Матоди опустел, и городские улицы вновь погрузились в привычную тишину. Кокосовые орехи, гвоздичное масло, плоды манго и кхат;
"Аллах велик", "Славься, пресвятая Матерь Божья"; старухи погоняют упрямых ослов; пирожные на подносах черны от мух; ученики миссионерской школы хором читают катехизис; на закате дня по набережной, как встарь, ходят взад-вперед прокаженные, разносчики и знатные арабы под старыми зонтами. В разбитом грузовике, лежащем на боку неподалеку от станции, вновь поселилась, отгородившись, как и раньше, грязью, хворостом, лохмотьями и сплющенными канистрами, безропотная семья местных жителей.
В маленькой гавани у причала стоят два почтовых парохода из Марселя и еще три, что зашли в Матоди на положенные шесть часов по пути с Мадагаскара и из Индокитая. Из Матоди в Дебра-Дову уже четыре раза, пыхтя, проходил поезд; за окном вагона пальмовые рощи сменяются покрытыми лавой полями, поля - бушем, буш - предгорьем; на скудных пастбищах пасутся тощие коровы; мелкие борозды в сухой земле; азанийцы в белых рубахах пашут деревянным плугом неподатливую землю; из-за пальм и кактусов торчат конусообразные соломенные крыши; в чистом небе, словно нарисованный, вьется дым от костров.
Из миссий из-под железных крыш слышны туземные гимны; в мрачных несторианских храмах звучит древняя литургия; тонзура и тюрбан; барабанный бой и перезвон бесчисленных колоколов из потемневшего серебра.
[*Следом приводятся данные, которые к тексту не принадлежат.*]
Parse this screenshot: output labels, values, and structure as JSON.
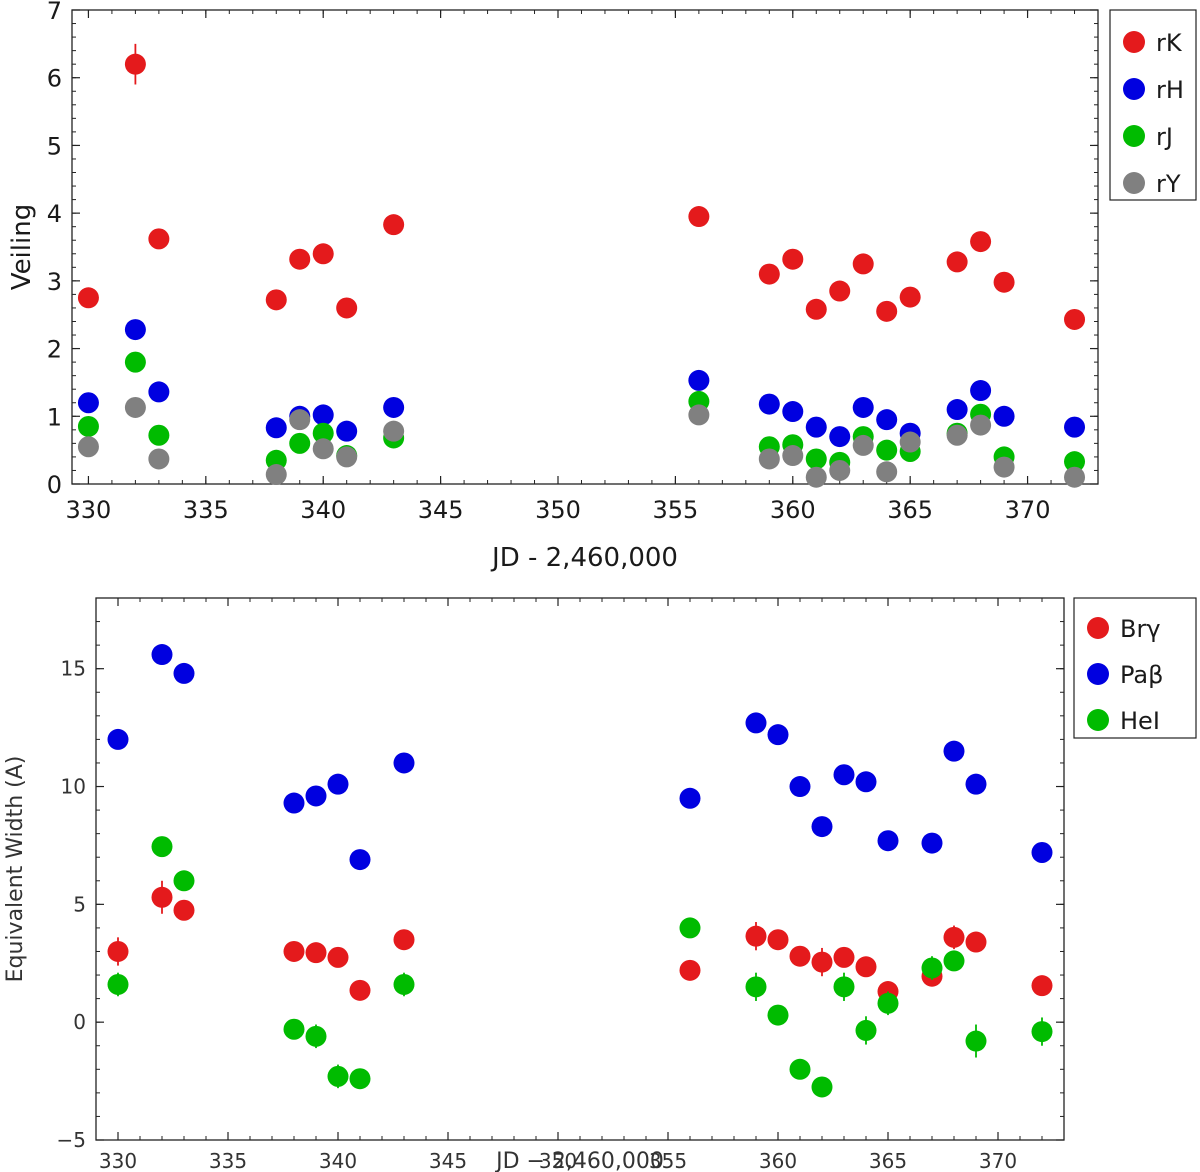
{
  "chart_data": [
    {
      "type": "scatter",
      "xlabel": "JD - 2,460,000",
      "ylabel": "Veiling",
      "xlim": [
        329.3,
        373
      ],
      "ylim": [
        0,
        7
      ],
      "xticks": [
        330,
        335,
        340,
        345,
        350,
        355,
        360,
        365,
        370
      ],
      "yticks": [
        0,
        1,
        2,
        3,
        4,
        5,
        6,
        7
      ],
      "legend_position": "outside-right-top",
      "grid": false,
      "series": [
        {
          "name": "rK",
          "color": "#e41a1c",
          "x": [
            330,
            332,
            333,
            338,
            339,
            340,
            341,
            343,
            356,
            359,
            360,
            361,
            362,
            363,
            364,
            365,
            367,
            368,
            369,
            372
          ],
          "y": [
            2.75,
            6.2,
            3.62,
            2.72,
            3.32,
            3.4,
            2.6,
            3.83,
            3.95,
            3.1,
            3.32,
            2.58,
            2.85,
            3.25,
            2.55,
            2.76,
            3.28,
            3.58,
            2.98,
            2.43
          ],
          "yerr": [
            0.05,
            0.3,
            0.05,
            0.05,
            0.05,
            0.05,
            0.05,
            0.05,
            0.05,
            0.05,
            0.05,
            0.05,
            0.05,
            0.05,
            0.05,
            0.05,
            0.05,
            0.05,
            0.05,
            0.05
          ]
        },
        {
          "name": "rH",
          "color": "#0000e0",
          "x": [
            330,
            332,
            333,
            338,
            339,
            340,
            341,
            343,
            356,
            359,
            360,
            361,
            362,
            363,
            364,
            365,
            367,
            368,
            369,
            372
          ],
          "y": [
            1.2,
            2.28,
            1.36,
            0.83,
            1.0,
            1.02,
            0.78,
            1.13,
            1.53,
            1.18,
            1.07,
            0.84,
            0.7,
            1.13,
            0.95,
            0.75,
            1.1,
            1.38,
            1.0,
            0.84
          ]
        },
        {
          "name": "rJ",
          "color": "#00bb00",
          "x": [
            330,
            332,
            333,
            338,
            339,
            340,
            341,
            343,
            356,
            359,
            360,
            361,
            362,
            363,
            364,
            365,
            367,
            368,
            369,
            372
          ],
          "y": [
            0.85,
            1.8,
            0.72,
            0.35,
            0.6,
            0.75,
            0.42,
            0.68,
            1.22,
            0.55,
            0.58,
            0.37,
            0.32,
            0.7,
            0.5,
            0.48,
            0.75,
            1.03,
            0.4,
            0.33
          ]
        },
        {
          "name": "rY",
          "color": "#808080",
          "x": [
            330,
            332,
            333,
            338,
            339,
            340,
            341,
            343,
            356,
            359,
            360,
            361,
            362,
            363,
            364,
            365,
            367,
            368,
            369,
            372
          ],
          "y": [
            0.55,
            1.13,
            0.37,
            0.14,
            0.95,
            0.52,
            0.4,
            0.78,
            1.02,
            0.37,
            0.42,
            0.1,
            0.2,
            0.57,
            0.18,
            0.62,
            0.72,
            0.87,
            0.25,
            0.1
          ]
        }
      ]
    },
    {
      "type": "scatter",
      "xlabel": "JD − 2,460,000",
      "ylabel": "Equivalent Width (A)",
      "xlim": [
        329,
        373
      ],
      "ylim": [
        -5,
        18
      ],
      "xticks": [
        330,
        335,
        340,
        345,
        350,
        355,
        360,
        365,
        370
      ],
      "yticks": [
        -5,
        0,
        5,
        10,
        15
      ],
      "legend_position": "outside-right-top",
      "grid": false,
      "series": [
        {
          "name": "Brγ",
          "color": "#e41a1c",
          "x": [
            330,
            332,
            333,
            338,
            339,
            340,
            341,
            343,
            356,
            359,
            360,
            361,
            362,
            363,
            364,
            365,
            367,
            368,
            369,
            372
          ],
          "y": [
            3.0,
            5.3,
            4.75,
            3.0,
            2.95,
            2.75,
            1.35,
            3.5,
            2.2,
            3.65,
            3.5,
            2.8,
            2.55,
            2.75,
            2.35,
            1.3,
            1.95,
            3.6,
            3.4,
            1.55
          ],
          "yerr": [
            0.6,
            0.7,
            0.3,
            0.3,
            0.3,
            0.3,
            0.3,
            0.3,
            0.3,
            0.6,
            0.3,
            0.4,
            0.6,
            0.4,
            0.3,
            0.3,
            0.3,
            0.5,
            0.3,
            0.3
          ]
        },
        {
          "name": "Paβ",
          "color": "#0000e0",
          "x": [
            330,
            332,
            333,
            338,
            339,
            340,
            341,
            343,
            356,
            359,
            360,
            361,
            362,
            363,
            364,
            365,
            367,
            368,
            369,
            372
          ],
          "y": [
            12.0,
            15.6,
            14.8,
            9.3,
            9.6,
            10.1,
            6.9,
            11.0,
            9.5,
            12.7,
            12.2,
            10.0,
            8.3,
            10.5,
            10.2,
            7.7,
            7.6,
            11.5,
            10.1,
            7.2
          ]
        },
        {
          "name": "HeI",
          "color": "#00bb00",
          "x": [
            330,
            332,
            333,
            338,
            339,
            340,
            341,
            343,
            356,
            359,
            360,
            361,
            362,
            363,
            364,
            365,
            367,
            368,
            369,
            372
          ],
          "y": [
            1.6,
            7.45,
            6.0,
            -0.3,
            -0.6,
            -2.3,
            -2.4,
            1.6,
            4.0,
            1.5,
            0.3,
            -2.0,
            -2.75,
            1.5,
            -0.35,
            0.8,
            2.3,
            2.6,
            -0.8,
            -0.4
          ],
          "yerr": [
            0.5,
            0.3,
            0.3,
            0.3,
            0.5,
            0.5,
            0.4,
            0.5,
            0.3,
            0.6,
            0.3,
            0.3,
            0.4,
            0.6,
            0.6,
            0.5,
            0.5,
            0.4,
            0.7,
            0.6
          ]
        }
      ]
    }
  ]
}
А за горами, на низком берегу, там, где живут туземцы ванда, где джунгли тянутся до самого моря и куда никогда не пристают корабли, царят другие обычаи, совершаются иные, более древние и таинственные обряды. По лесам разбегаются погруженные во мрак заросшие дорожки, запретные тропы, где часовых заменяет неприметная на вид, сплетенная из травы гирлянда, которую как бы невзначай повесили между стволами соседних деревьев. Там, в глухой чаще, стучат в барабаны, творят заклинания и танцуют одетые в маски туземцы - там прячутся тайна и смерть.